While our monastery is for us a haven of peace and prayer we know the world is filled with conflict and pain. We pray earnestly for the Church, our dear friends.

Spring seems truly to have arrived and with the intention of remaining! Being "spring" we watched it "come and go" over some weeks. Even now Canadian geese are honking, albeit, through sunny skies on their northbound flight. Beautiful bluebirds, robins and others are scouting around for places to nest. Daffodils, hyacinths, early tulips are some of the flowering bulbs which divert attention from spring mud, a bi-product of thawing mother earth. As we bid winter adieu we are grateful Sugarloaf was spared the snowfalls and extreme rain of neighboring areas.
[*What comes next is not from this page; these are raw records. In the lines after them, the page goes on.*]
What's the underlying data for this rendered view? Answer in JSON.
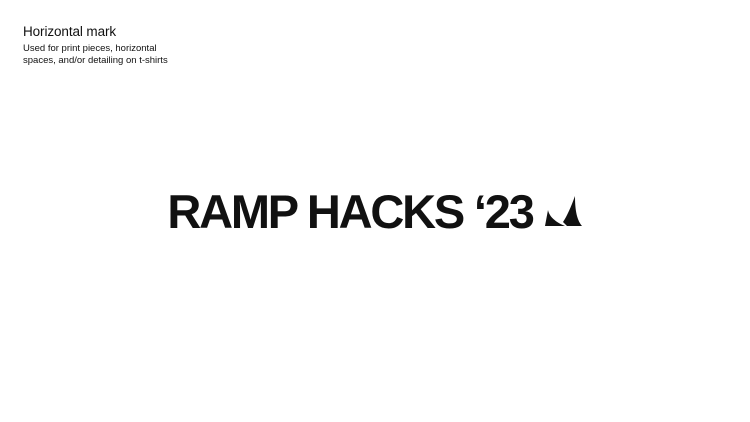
{
  "caption": {
    "title": "Horizontal mark",
    "description": "Used for print pieces, horizontal spaces, and/or detailing on t-shirts"
  },
  "mark": {
    "wordmark": "RAMP HACKS ‘23",
    "icon": "ramp-leaf-icon",
    "color": "#111111"
  },
  "colors": {
    "background": "#ffffff",
    "ink": "#111111"
  }
}
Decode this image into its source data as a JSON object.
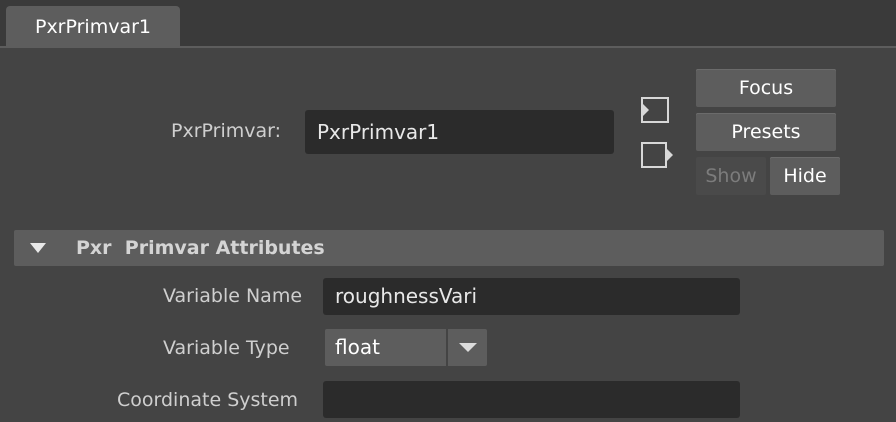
{
  "tab": {
    "label": "PxrPrimvar1"
  },
  "node": {
    "label": "PxrPrimvar:",
    "value": "PxrPrimvar1"
  },
  "buttons": {
    "focus": "Focus",
    "presets": "Presets",
    "show": "Show",
    "hide": "Hide"
  },
  "icons": {
    "input_connection": "input-connection-icon",
    "output_connection": "output-connection-icon",
    "collapse_arrow": "triangle-down-icon",
    "dropdown_arrow": "chevron-down-icon"
  },
  "section": {
    "title": "Pxr  Primvar Attributes",
    "collapsed": false
  },
  "attributes": {
    "variable_name": {
      "label": "Variable Name",
      "value": "roughnessVari"
    },
    "variable_type": {
      "label": "Variable Type",
      "value": "float"
    },
    "coordinate_system": {
      "label": "Coordinate System",
      "value": ""
    }
  },
  "colors": {
    "background": "#444444",
    "tab_active": "#5d5d5d",
    "field": "#2b2b2b",
    "button": "#5d5d5d"
  }
}
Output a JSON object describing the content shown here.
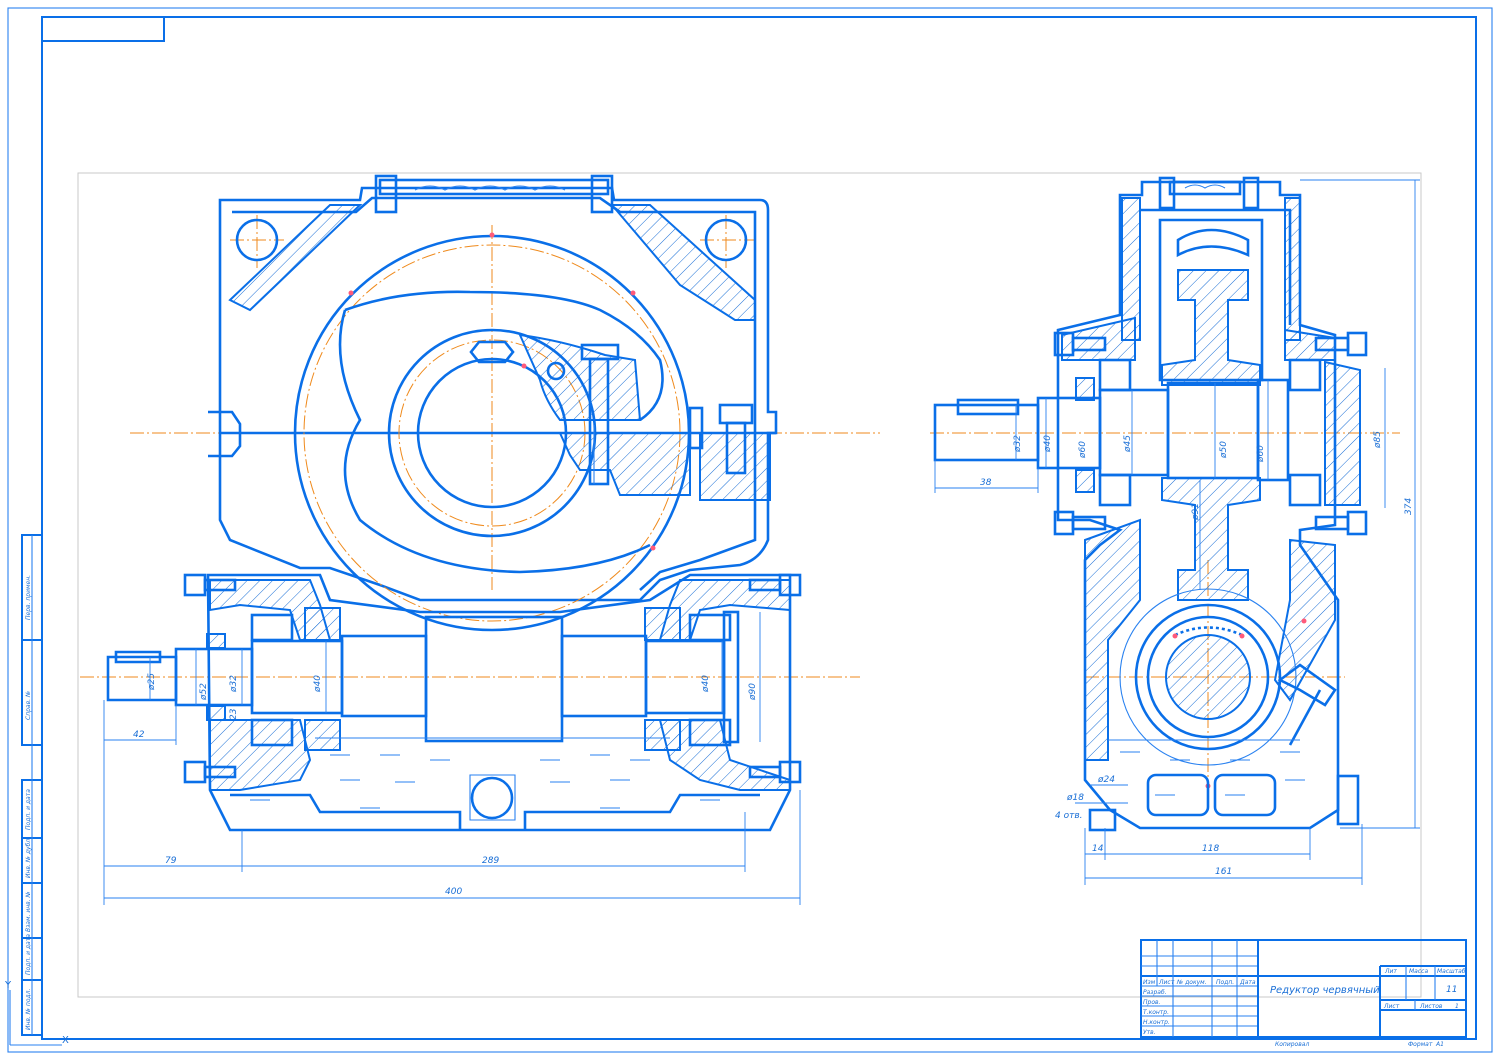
{
  "drawing": {
    "title": "Редуктор червячный",
    "sheet_number": "11",
    "sheets": "1",
    "format_label": "Формат",
    "format_value": "А1",
    "copied_label": "Копировал",
    "title_block_labels": {
      "izm": "Изм",
      "list": "Лист",
      "doc_no": "№ докум.",
      "sign": "Подп.",
      "date": "Дата",
      "developed": "Разраб.",
      "checked": "Пров.",
      "t_control": "Т.контр.",
      "n_control": "Н.контр.",
      "approved": "Утв.",
      "lit": "Лит",
      "mass": "Масса",
      "scale": "Масштаб",
      "sheet": "Лист",
      "sheets_label": "Листов"
    },
    "side_stamp": [
      "Перв. примен.",
      "Справ. №",
      "Подп. и дата",
      "Инв. № дубл.",
      "Взам. инв. №",
      "Подп. и дата",
      "Инв. № подл."
    ]
  },
  "front_view": {
    "dimensions": {
      "shaft_d": "ø25",
      "seal_d": "ø32",
      "bearing_seat_d": "ø52",
      "d40_left": "ø40",
      "d40_right": "ø40",
      "d90": "ø90",
      "d23": "23",
      "len_42": "42",
      "len_79": "79",
      "len_289": "289",
      "len_400": "400"
    }
  },
  "side_view": {
    "dimensions": {
      "d32": "ø32",
      "d40": "ø40",
      "d60_a": "ø60",
      "d45": "ø45",
      "d50": "ø50",
      "d60_b": "ø60",
      "d85": "ø85",
      "d91": "ø91",
      "len_38": "38",
      "height_374": "374",
      "d24": "ø24",
      "d18": "ø18",
      "holes": "4 отв.",
      "len_14": "14",
      "len_118": "118",
      "len_161": "161"
    }
  },
  "axes": {
    "y": "Y",
    "x": "X"
  },
  "colors": {
    "line": "#0a6fe8",
    "centerline": "#ef8a1c",
    "point": "#ff5a7a"
  }
}
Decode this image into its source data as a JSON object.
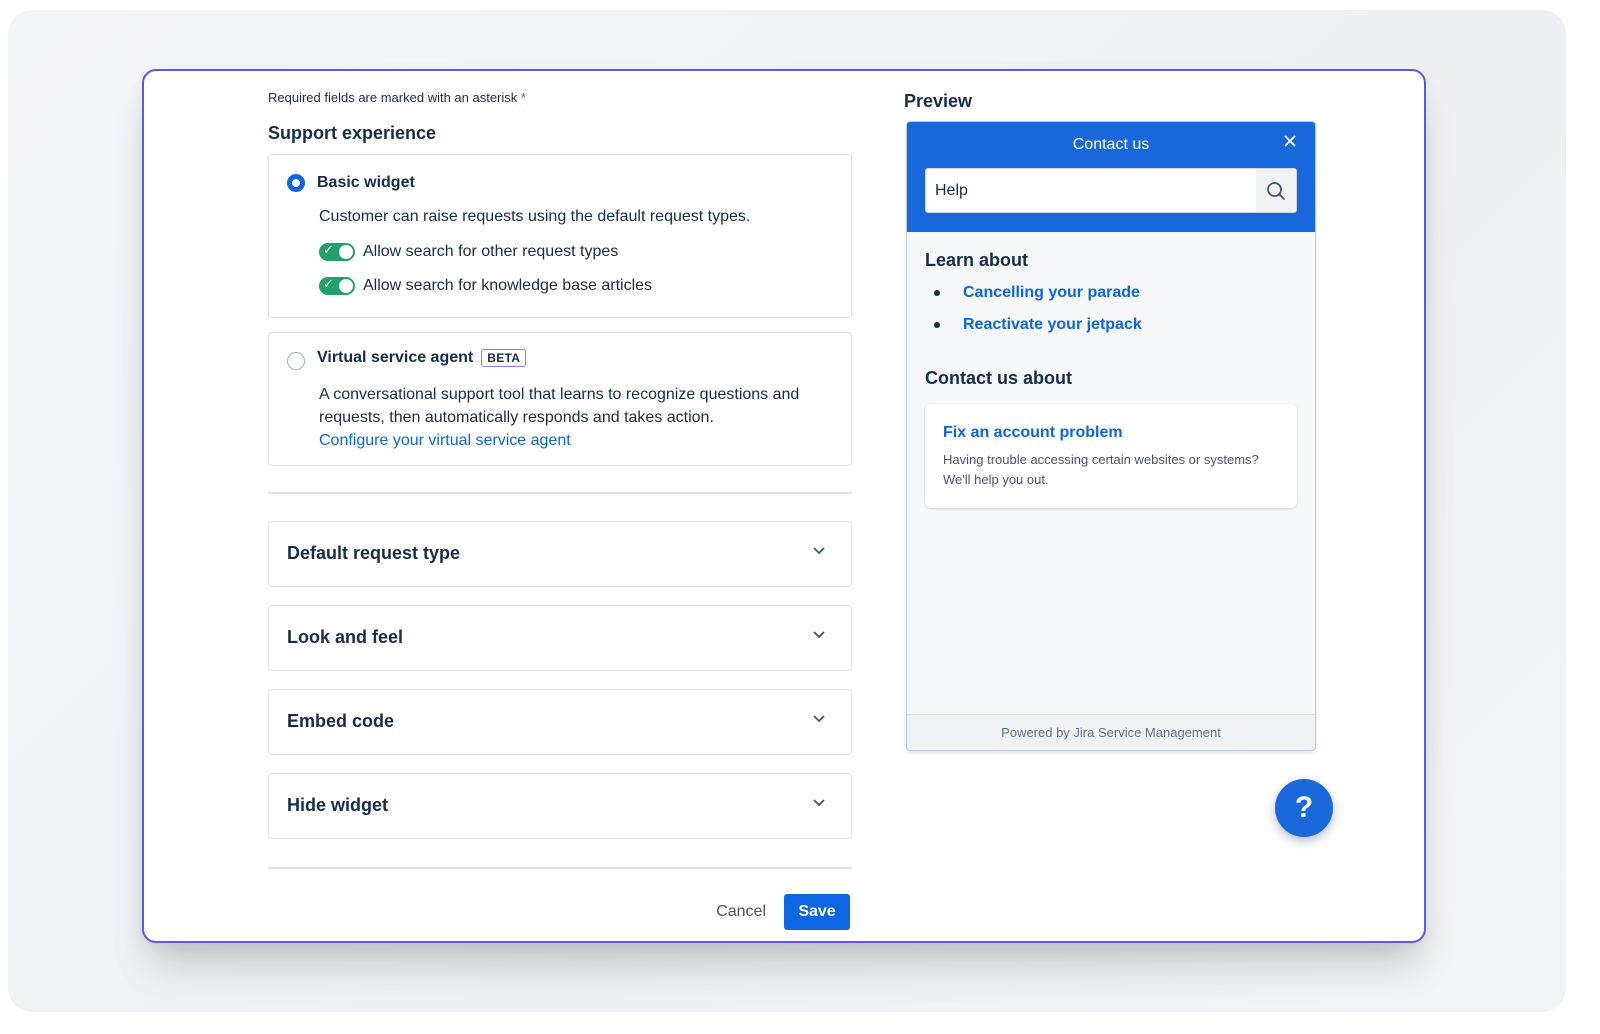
{
  "form": {
    "required_note": "Required fields are marked with an asterisk",
    "required_asterisk": "*",
    "section_title": "Support experience",
    "basic_widget": {
      "title": "Basic widget",
      "selected": true,
      "description": "Customer can raise requests using the default request types.",
      "toggles": [
        {
          "label": "Allow search for other request types",
          "on": true
        },
        {
          "label": "Allow search for knowledge base articles",
          "on": true
        }
      ]
    },
    "virtual_agent": {
      "title": "Virtual service agent",
      "badge": "BETA",
      "selected": false,
      "description": "A conversational support tool that learns to recognize questions and requests, then automatically responds and takes action.",
      "link": "Configure your virtual service agent"
    },
    "accordions": [
      {
        "label": "Default request type"
      },
      {
        "label": "Look and feel"
      },
      {
        "label": "Embed code"
      },
      {
        "label": "Hide widget"
      }
    ],
    "cancel_label": "Cancel",
    "save_label": "Save"
  },
  "preview": {
    "title": "Preview",
    "widget": {
      "header_title": "Contact us",
      "search_value": "Help",
      "learn_title": "Learn about",
      "learn_items": [
        "Cancelling your parade",
        "Reactivate your jetpack"
      ],
      "contact_title": "Contact us about",
      "request": {
        "title": "Fix an account problem",
        "description": "Having trouble accessing certain websites or systems? We'll help you out."
      },
      "footer": "Powered by Jira Service Management"
    },
    "help_button": "?"
  },
  "colors": {
    "accent": "#0c66e4",
    "widget_header": "#1868db",
    "frame_border": "#6554e8",
    "toggle_on": "#22a06b"
  },
  "icons": [
    "close-icon",
    "search-icon",
    "chevron-down-icon",
    "check-icon",
    "help-icon"
  ]
}
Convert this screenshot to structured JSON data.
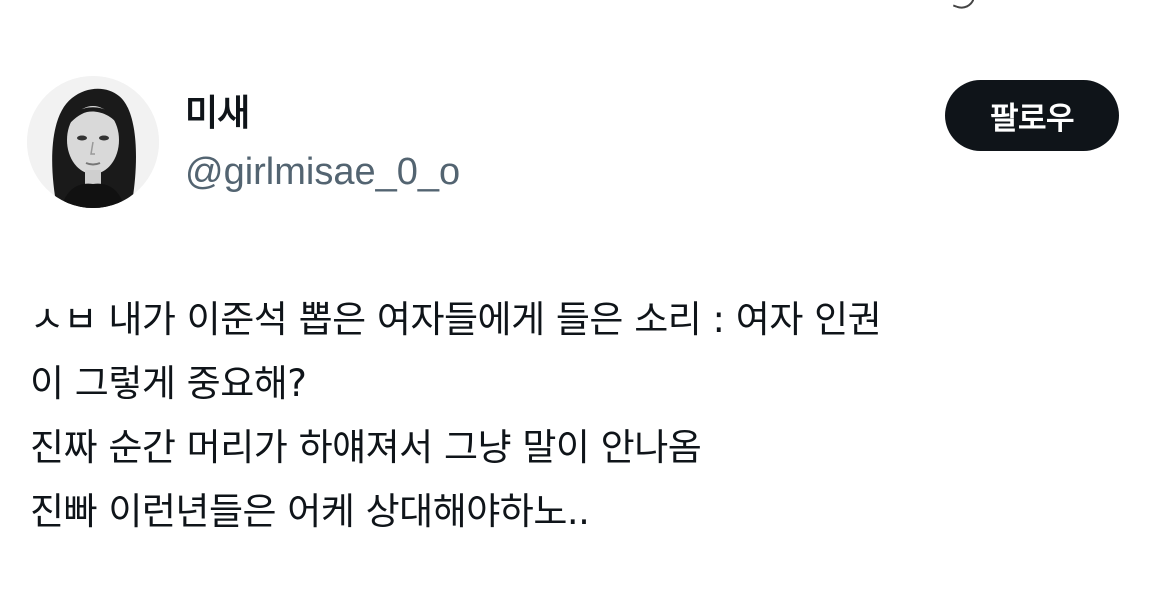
{
  "user": {
    "display_name": "미새",
    "handle": "@girlmisae_0_o"
  },
  "follow_button": {
    "label": "팔로우"
  },
  "tweet": {
    "lines": [
      "ㅅㅂ 내가 이준석 뽑은 여자들에게 들은 소리 : 여자 인권",
      "이 그렇게 중요해?",
      "진짜 순간 머리가 하얘져서 그냥 말이 안나옴",
      "진빠 이런년들은 어케 상대해야하노.."
    ]
  },
  "colors": {
    "text_primary": "#0f1419",
    "text_secondary": "#536471",
    "button_bg": "#0f1419",
    "button_text": "#ffffff",
    "background": "#ffffff"
  }
}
Now our full attention will focus on the out-of-doors: yard clean-up, gardens to be renewed and planted. The Norwegian spruce trees have grown, so tall and majestic over these 33 years - albeit unnoticed. Growth requires time in every living organism, a Monastery included! We realize that thirty-three years have yielded a harvest of what-is-best-for-us in procedures proven suitable over these many decades.

Nine mares are soon to foal which increase of equine population has necessitated the enlargement of the small barn and a reduction in other areas and other species. We considered selling some sheep but will wait on this. Angora goats are extremely lovable but also rather fragile. Now we have just three large and lovely wethers and five ewes have new homes. We plan a more simple landscape, with increased number of perennials, will provide more time for livestock and for ourselves in other areas.

Alas! God provided a painful reduction in our canine family with the death of Twinkle, our beloved and beautiful three year old long-coat German Shepherd. He had cancer of the spleen. Soon we will have a link devoted to our unforgettable dynamo, the forever puppy, Tarantella Twinkle-toes.